WASHINGTON, Feb 27 (Reuters) - U.S. tax authorities and foreign governments are on track to conclude dozens of agreements in coming months on the sharing of financial data about citizens, with deadlines nearing for implementation of a sweeping U.S. anti-tax-evasion law, tax experts said.
The U.S. Treasury on Monday initialed an intergovernmental agreement (IGA) with Germany, for instance. The deal still needs final approval by both countries’ tax officials, but shows progress being made in implementing the Foreign Account Tax Compliance Act (FATCA).
FATCA, made law in 2010 as part of a crackdown on tax dodging by wealthy Americans, requires foreign financial institutions to disclose to the Internal Revenue Service more about Americans’ offshore accounts that are worth more than $50,000.
Banks and other institutions are affected by the law, which Treasury is implementing through a series of bilateral IGAs. Completed pacts are in place with Britain, Denmark, Ireland, Mexico and, since earlier this month, with Switzerland.
More than 50 other countries are working with Treasury to sign IGAs by the end of the year. FATCA takes full effect on Jan. 1, 2014. An interim deadline is Oct. 25, when foreign firms need to register with the IRS for FATCA.
Germany was “the next big domino to fall” in Treasury’s IGA process, said Jonathan Jackel, a lawyer with Burt, Staples & Maner LLP. The German deal was “a positive development” for additional IGAs, he said.
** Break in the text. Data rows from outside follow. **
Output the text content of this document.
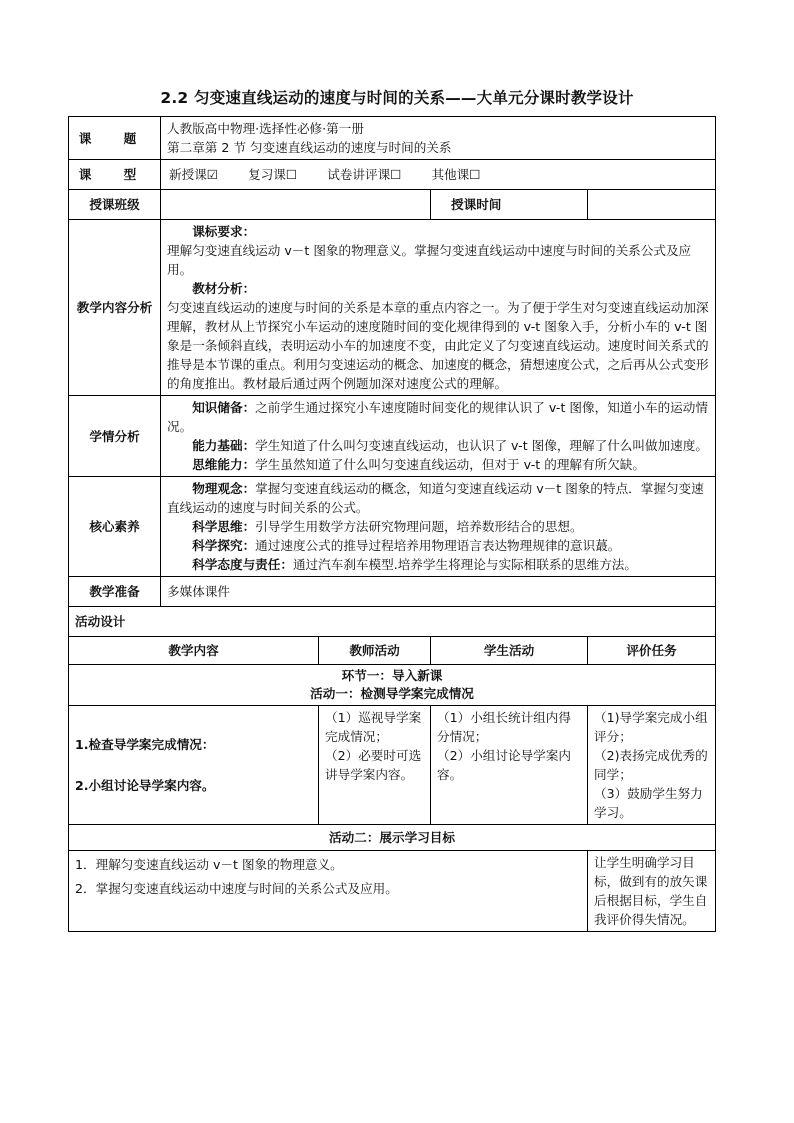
2.2 匀变速直线运动的速度与时间的关系——大单元分课时教学设计
课 题	人教版高中物理·选择性必修·第一册
第二章第 2 节 匀变速直线运动的速度与时间的关系			

课 型	新授课☑ 复习课☐ 试卷讲评课☐ 其他课☐			
授课班级			授课时间	
教学内容分析	课标要求：
理解匀变速直线运动 v－t 图象的物理意义。掌握匀变速直线运动中速度与时间的关系公式及应用。
教材分析：
匀变速直线运动的速度与时间的关系是本章的重点内容之一。为了便于学生对匀变速直线运动加深理解，教材从上节探究小车运动的速度随时间的变化规律得到的 v-t 图象入手，分析小车的 v-t 图象是一条倾斜直线，表明运动小车的加速度不变，由此定义了匀变速直线运动。速度时间关系式的推导是本节课的重点。利用匀变速运动的概念、加速度的概念，猜想速度公式，之后再从公式变形的角度推出。教材最后通过两个例题加深对速度公式的理解。			

学情分析	知识储备：之前学生通过探究小车速度随时间变化的规律认识了 v-t 图像，知道小车的运动情况。
能力基础：学生知道了什么叫匀变速直线运动，也认识了 v-t 图像，理解了什么叫做加速度。
思维能力：学生虽然知道了什么叫匀变速直线运动，但对于 v-t 的理解有所欠缺。			

核心素养	物理观念：掌握匀变速直线运动的概念，知道匀变速直线运动 v－t 图象的特点．掌握匀变速直线运动的速度与时间关系的公式。
科学思维：引导学生用数学方法研究物理问题，培养数形结合的思想。
科学探究：通过速度公式的推导过程培养用物理语言表达物理规律的意识蕞。
科学态度与责任：通过汽车刹车模型.培养学生将理论与实际相联系的思维方法。			

教学准备	多媒体课件			
活动设计				
教学内容		教师活动	学生活动	评价任务

环节一：导入新课
活动一：检测导学案完成情况				

1.检查导学案完成情况：
2.小组讨论导学案内容。		（1）巡视导学案完成情况；
（2）必要时可选讲导学案内容。	（1）小组长统计组内得分情况；
（2）小组讨论导学案内容。	（1)导学案完成小组评分；
（2)表扬完成优秀的同学；
（3）鼓励学生努力学习。
活动二：展示学习目标				

1．理解匀变速直线运动 v－t 图象的物理意义。
2．掌握匀变速直线运动中速度与时间的关系公式及应用。				让学生明确学习目标，做到有的放矢课后根据目标，学生自我评价得失情况。
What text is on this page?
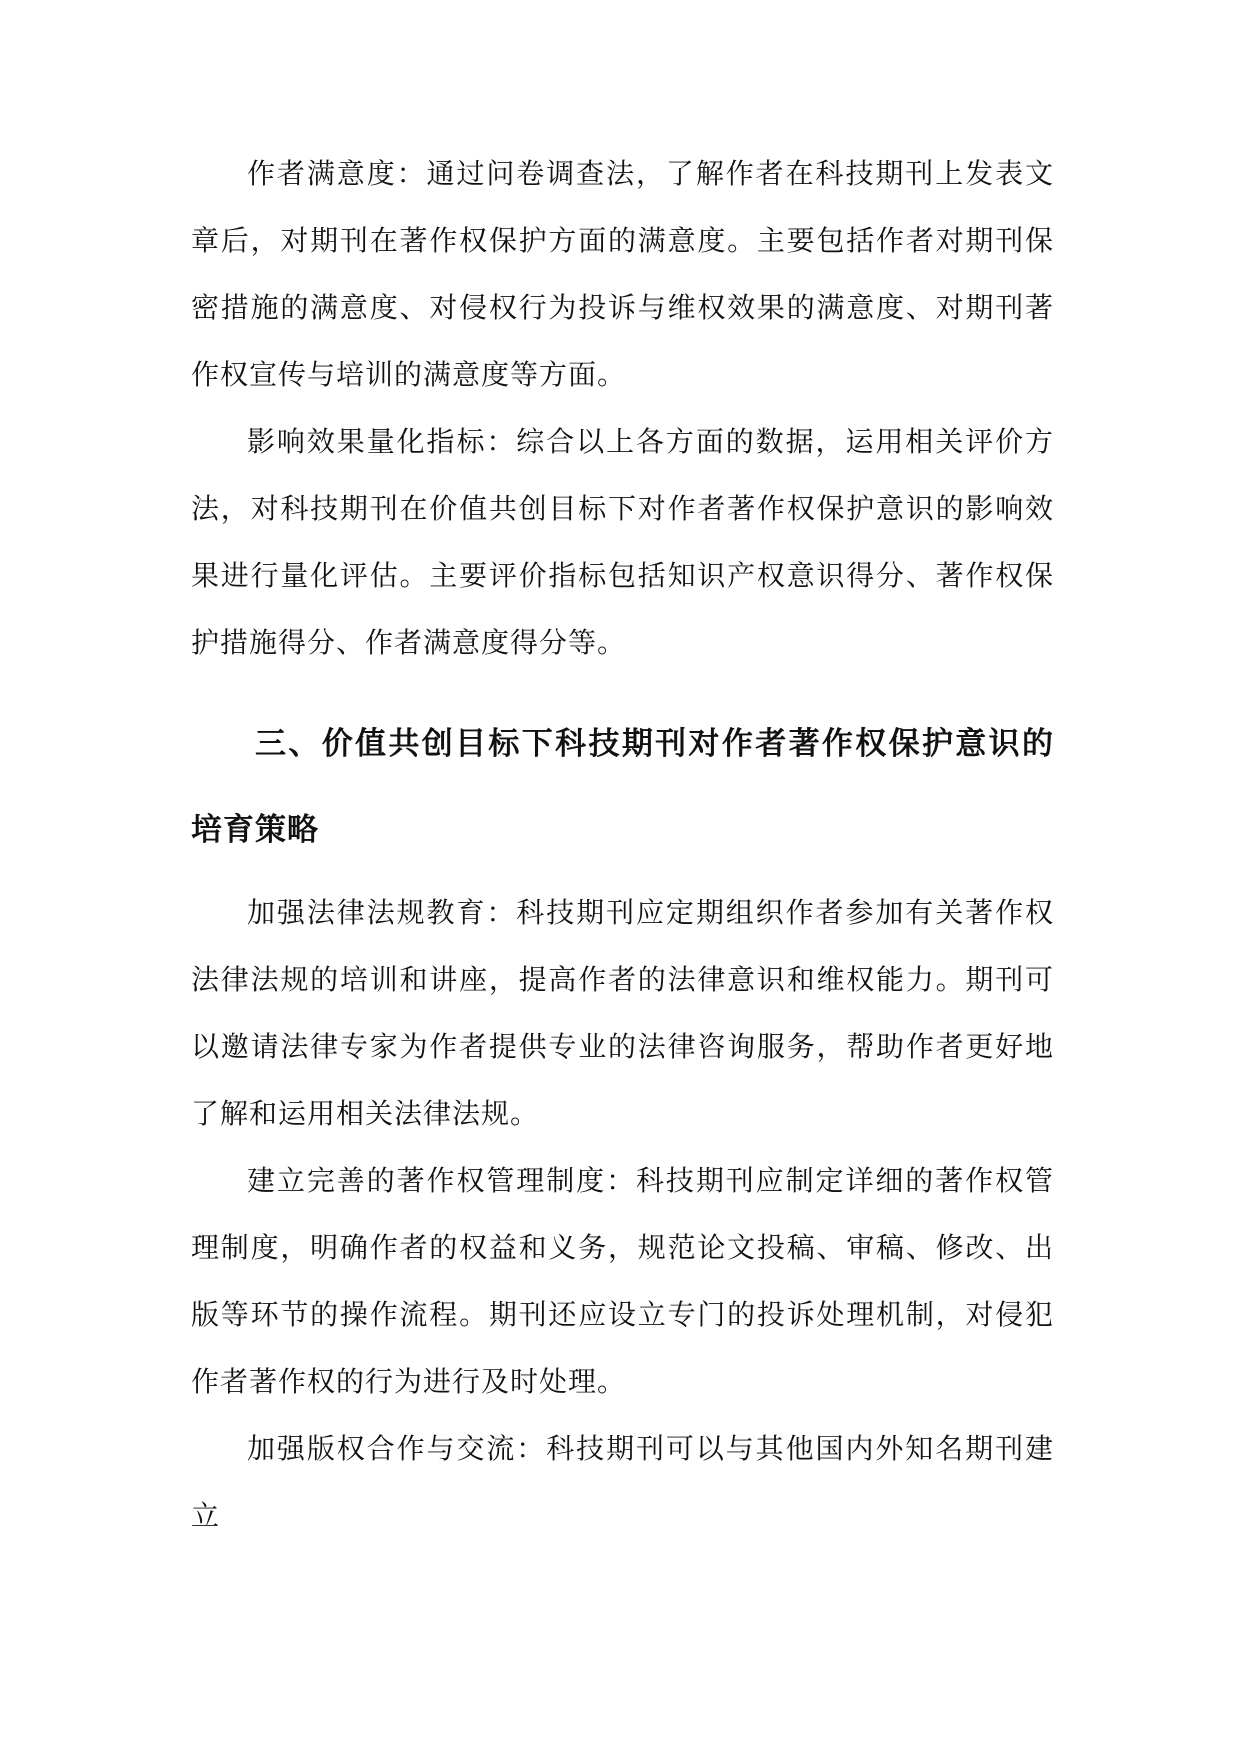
作者满意度：通过问卷调查法，了解作者在科技期刊上发表文章后，对期刊在著作权保护方面的满意度。主要包括作者对期刊保密措施的满意度、对侵权行为投诉与维权效果的满意度、对期刊著作权宣传与培训的满意度等方面。

影响效果量化指标：综合以上各方面的数据，运用相关评价方法，对科技期刊在价值共创目标下对作者著作权保护意识的影响效果进行量化评估。主要评价指标包括知识产权意识得分、著作权保护措施得分、作者满意度得分等。

三、价值共创目标下科技期刊对作者著作权保护意识的培育策略

加强法律法规教育：科技期刊应定期组织作者参加有关著作权法律法规的培训和讲座，提高作者的法律意识和维权能力。期刊可以邀请法律专家为作者提供专业的法律咨询服务，帮助作者更好地了解和运用相关法律法规。

建立完善的著作权管理制度：科技期刊应制定详细的著作权管理制度，明确作者的权益和义务，规范论文投稿、审稿、修改、出版等环节的操作流程。期刊还应设立专门的投诉处理机制，对侵犯作者著作权的行为进行及时处理。

加强版权合作与交流：科技期刊可以与其他国内外知名期刊建立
If a foreign firm fails to comply with FATCA, it could be frozen out of U.S. capital markets.
Treasury and IRS still need to publish forms and instructions for foreign banks and other financial institutions so they can comply with FATCA. The foreign firms will begin reporting U.S. client information to the IRS beginning in 2015.
FATCA implementation is seen by some tax experts as contributing to greater tax strictness around the world.
The European Commission said on Monday that it is studying EU-wide taxpayer identification numbers to fight tax evasion.
“There’s been a real shift on the international level in identifying tax evasion as a massive social problem,” said Heather Lowe, director of government affairs at anti-graft watchdog Global Financial Integrity.
“The U.S. definitely kicked it off, but Europe’s now running with it,” Lowe said. “There is a sense of urgency.”
Separately, Manal Corwin, deputy assistant Treasury secretary for international tax affairs and a top negotiator for FATCA, has left the department, a Treasury spokeswoman confirmed on Wednesday.